We also foresee a future where foundation models are open-sourced. A little while ago, the benefits of foundation models were enjoyed almost exclusively by Big Tech, who could afford exorbitant training resources. Encouragingly, the rise of open-source foundation models democratized the access of foundation models to the public. Now, anyone with internet access could download the BERT model off the HuggingFace model library. In the future, even larger foundation models – including HuggingFace’s BigScience model and EleutherAI’s GPT-NeoX-20B – will be available to the public as well. Such open-source efforts inevitably lead to an explosion of innovative NLP start-ups.

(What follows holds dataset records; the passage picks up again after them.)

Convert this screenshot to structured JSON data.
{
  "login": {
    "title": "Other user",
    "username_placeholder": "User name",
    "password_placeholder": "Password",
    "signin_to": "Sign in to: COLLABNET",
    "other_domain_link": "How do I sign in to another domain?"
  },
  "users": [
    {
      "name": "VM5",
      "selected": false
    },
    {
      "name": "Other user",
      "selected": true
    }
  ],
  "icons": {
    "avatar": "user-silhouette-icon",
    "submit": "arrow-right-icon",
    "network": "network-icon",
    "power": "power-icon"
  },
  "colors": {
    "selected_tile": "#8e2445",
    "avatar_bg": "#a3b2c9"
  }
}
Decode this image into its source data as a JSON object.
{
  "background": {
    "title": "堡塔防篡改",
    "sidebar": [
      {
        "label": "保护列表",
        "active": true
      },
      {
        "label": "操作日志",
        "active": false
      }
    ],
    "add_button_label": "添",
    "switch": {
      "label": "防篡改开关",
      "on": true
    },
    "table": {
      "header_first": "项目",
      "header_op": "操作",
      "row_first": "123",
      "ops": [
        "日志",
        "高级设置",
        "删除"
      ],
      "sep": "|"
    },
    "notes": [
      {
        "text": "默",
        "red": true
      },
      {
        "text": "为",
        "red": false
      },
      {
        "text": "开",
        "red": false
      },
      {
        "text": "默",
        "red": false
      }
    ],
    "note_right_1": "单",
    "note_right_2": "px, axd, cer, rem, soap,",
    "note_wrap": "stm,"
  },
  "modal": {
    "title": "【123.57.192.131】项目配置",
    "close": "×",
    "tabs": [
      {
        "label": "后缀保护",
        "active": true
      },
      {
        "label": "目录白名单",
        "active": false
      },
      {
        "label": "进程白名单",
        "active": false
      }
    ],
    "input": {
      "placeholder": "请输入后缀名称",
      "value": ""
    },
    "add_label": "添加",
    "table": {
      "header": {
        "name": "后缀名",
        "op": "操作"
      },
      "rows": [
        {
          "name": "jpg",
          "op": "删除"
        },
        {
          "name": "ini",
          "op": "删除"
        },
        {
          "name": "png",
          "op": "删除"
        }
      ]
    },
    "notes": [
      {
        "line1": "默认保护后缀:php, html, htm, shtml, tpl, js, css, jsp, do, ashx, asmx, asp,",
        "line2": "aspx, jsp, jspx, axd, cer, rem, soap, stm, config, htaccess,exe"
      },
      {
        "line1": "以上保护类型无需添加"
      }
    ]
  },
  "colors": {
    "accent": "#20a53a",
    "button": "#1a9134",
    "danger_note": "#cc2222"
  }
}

Foundation Models and the Future of AI
We have yet to discover the full extent of what foundation models could do. With the research on foundation models continuing at full steam, foundation models are bound to get more powerful and versatile. Such advancements in foundation models will be translated into a multitude of use cases across industries–including synthetic data.
The AI community recognizes that it must collectively address the dangers of foundation models before society can reap the benefits of foundation models. Practitioners today are also halting the practice of blindly releasing their powerful models to the wild. Instead, they are opting to collaboratively address the gaps in their models.
Having observed such a collective conscious effort to build foundation models for good, we cannot wait to see how foundation models will transform society for the better. It is only a matter of time before foundation models usher in a brand new paradigm of AI.